/college-course-data

A data set of college courses offered at Penn State University

Primary LanguagePython

course-data

Overview

A simple web scraper to gather information on undergraduate courses offered at Penn State University. All course data is obtained through the University Bulletins at https://bulletins.psu.edu/. The complete list of included programs can be found at https://bulletins.psu.edu/university-course-descriptions/undergraduate/.
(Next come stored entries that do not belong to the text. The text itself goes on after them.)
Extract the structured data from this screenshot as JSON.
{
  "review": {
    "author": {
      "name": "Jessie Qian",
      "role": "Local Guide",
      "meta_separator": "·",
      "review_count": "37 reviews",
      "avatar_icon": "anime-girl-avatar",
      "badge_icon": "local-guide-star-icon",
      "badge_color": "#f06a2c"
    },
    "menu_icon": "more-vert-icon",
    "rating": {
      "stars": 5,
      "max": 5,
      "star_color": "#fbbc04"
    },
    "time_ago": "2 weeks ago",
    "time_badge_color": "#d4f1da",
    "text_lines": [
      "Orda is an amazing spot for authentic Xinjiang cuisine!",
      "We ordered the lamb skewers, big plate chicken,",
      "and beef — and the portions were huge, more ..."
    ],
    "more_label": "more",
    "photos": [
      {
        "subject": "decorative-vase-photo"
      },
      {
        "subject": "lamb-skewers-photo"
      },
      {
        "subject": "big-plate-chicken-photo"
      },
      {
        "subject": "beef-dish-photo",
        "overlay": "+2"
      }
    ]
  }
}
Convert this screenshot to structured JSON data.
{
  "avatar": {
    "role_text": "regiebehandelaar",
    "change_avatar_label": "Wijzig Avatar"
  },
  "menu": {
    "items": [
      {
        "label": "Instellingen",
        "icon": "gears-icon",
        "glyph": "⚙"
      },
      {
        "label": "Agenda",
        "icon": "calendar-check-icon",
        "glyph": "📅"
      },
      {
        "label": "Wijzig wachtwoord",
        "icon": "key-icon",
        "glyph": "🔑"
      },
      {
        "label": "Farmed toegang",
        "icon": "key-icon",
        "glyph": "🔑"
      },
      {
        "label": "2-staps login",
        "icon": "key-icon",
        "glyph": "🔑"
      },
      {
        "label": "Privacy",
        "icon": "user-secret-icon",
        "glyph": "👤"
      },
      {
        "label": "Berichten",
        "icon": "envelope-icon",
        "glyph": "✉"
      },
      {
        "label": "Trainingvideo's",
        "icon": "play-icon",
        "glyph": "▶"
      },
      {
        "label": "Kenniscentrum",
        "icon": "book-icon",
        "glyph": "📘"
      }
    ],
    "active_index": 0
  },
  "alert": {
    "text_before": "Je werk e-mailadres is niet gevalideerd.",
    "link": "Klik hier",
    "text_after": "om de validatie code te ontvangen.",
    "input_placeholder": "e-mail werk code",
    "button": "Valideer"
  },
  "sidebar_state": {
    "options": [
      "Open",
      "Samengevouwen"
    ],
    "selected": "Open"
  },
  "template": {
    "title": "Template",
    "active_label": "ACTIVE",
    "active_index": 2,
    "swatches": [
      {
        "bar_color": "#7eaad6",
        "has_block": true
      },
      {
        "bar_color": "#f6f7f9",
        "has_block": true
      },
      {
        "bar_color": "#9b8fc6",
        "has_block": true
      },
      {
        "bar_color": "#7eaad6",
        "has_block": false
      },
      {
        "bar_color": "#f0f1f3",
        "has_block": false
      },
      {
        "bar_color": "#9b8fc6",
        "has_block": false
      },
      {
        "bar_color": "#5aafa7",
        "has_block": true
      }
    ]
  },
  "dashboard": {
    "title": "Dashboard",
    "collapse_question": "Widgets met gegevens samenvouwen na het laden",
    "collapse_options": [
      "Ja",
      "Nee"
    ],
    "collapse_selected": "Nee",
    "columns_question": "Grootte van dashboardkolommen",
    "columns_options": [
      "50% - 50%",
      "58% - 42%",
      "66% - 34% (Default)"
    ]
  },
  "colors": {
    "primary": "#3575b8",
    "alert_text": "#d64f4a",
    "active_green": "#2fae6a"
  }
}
View this data set on Kaggle.

Running python course_scraper.py will re-scrape the data and create a fresh copy of courses.csv. The version of courses.csv included in this repository was created with information retrieved on October 10, 2010.

Course Attributes

The attributes for each course include

  • key: A unique key for each course combining the course prefix and number, for example "ECON 102".
  • prefix: The code for each course subject, such as "PHYS" for courses in Physics.
  • suffix: Some course numbers include a suffix character to denote certain course attributes. For example, "H" to indicate an honors course, or "S" to indicate a seminar course.
  • title: The full title of the course.
  • description: A brief text description of the course content. Some courses do not have a description.
  • minimum/maximum credits: The number of credits a course is worth. In some cases a course may have a variable number of credits.
  • other: Other course information listed in the course bulletin. This can include prerequisites, cross-listed courses, and other information.

A more thorough description of course attributes can be found at https://bulletins.psu.edu/university-course-descriptions/.